Agama Hindu Dharma is the formal name of Hinduism in Indonesia. It is practised by 93% of the population of Bali, but also in Sumatra, Java (especially by the Tenggerese people on the east), Lombok and Kalimantan. Although only about 3% of Indonesian population is officially Hindu, Indonesian beliefs are too complex to classify as belonging to a single world religion. In Java in particular, a substantial number of Muslims follow a non-orthodox, Hindu-influenced form of Islam known as ‘Islam Abangan’ or ‘Islam Kejaw√®n’, while across the archipelago the Hindu legacy, along with the older mystic traditions, influences popular beliefs.

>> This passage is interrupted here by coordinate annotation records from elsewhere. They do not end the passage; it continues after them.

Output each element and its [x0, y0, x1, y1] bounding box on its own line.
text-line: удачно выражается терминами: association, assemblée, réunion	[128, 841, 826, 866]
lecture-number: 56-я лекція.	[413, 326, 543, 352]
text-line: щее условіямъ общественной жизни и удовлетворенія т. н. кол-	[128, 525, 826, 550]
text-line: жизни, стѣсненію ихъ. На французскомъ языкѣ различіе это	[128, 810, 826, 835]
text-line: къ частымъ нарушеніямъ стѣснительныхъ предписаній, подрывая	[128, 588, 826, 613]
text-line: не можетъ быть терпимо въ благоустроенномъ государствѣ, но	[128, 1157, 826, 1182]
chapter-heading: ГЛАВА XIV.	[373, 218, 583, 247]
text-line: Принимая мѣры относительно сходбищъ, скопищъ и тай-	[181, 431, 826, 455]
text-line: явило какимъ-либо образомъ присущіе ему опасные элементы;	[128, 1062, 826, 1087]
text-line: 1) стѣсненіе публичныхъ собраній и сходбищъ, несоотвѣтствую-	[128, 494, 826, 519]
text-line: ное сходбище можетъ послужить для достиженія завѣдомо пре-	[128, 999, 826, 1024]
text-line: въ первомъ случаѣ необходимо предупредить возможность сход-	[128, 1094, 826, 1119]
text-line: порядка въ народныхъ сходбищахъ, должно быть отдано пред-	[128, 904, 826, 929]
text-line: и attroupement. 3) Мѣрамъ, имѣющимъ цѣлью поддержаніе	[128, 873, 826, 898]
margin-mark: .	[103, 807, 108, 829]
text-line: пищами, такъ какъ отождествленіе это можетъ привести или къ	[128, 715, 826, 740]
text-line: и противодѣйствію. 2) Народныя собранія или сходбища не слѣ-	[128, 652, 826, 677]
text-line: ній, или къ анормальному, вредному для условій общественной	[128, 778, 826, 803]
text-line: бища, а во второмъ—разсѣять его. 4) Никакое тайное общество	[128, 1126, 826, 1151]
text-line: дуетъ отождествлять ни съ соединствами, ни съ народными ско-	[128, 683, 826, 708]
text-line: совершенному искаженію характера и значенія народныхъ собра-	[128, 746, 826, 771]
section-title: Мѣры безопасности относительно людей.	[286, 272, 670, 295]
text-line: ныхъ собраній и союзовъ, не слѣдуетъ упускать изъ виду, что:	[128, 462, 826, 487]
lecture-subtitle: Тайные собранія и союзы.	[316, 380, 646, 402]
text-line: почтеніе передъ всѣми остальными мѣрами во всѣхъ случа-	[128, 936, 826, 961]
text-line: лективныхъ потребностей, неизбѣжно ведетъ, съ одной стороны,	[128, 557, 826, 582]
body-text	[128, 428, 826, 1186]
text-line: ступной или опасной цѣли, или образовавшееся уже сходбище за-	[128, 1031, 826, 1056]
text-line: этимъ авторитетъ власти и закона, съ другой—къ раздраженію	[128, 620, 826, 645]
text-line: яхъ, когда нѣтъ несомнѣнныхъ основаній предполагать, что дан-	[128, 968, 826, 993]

General beliefs and practices
Practitioners of Agama Hindu Dharma share many common beliefs, which include:
A belief in one supreme being called ‘Ida Sanghyang Widi Wasa’, ‘Sang Hyang Tunggal’, or ‘Sang Hyang Cintya’.
A belief that all of the gods are manifestations of this supreme being. This belief is the same as the belief of Smartism, which also holds that the different forms of God, Vishnu, Siva are different aspects of the same Supreme Being.
A belief in the Trimurti, consisting of:
Brahma, the creator
Wisnu or Vishnu, the preserver
Ciwa or Shiva, the destroyer
A belief in all of the other Hindu gods and goddesses (Dewa and Bharata)
The sacred texts found in Agama Hindu Dharma are the Vedas. Only two of the Vedas reached Bali in the past, and they are the basis of Balinese Hinduism. Other sources of religious information include the Puranas and the Itihasa (mainly Ramayana and the Mahabharata).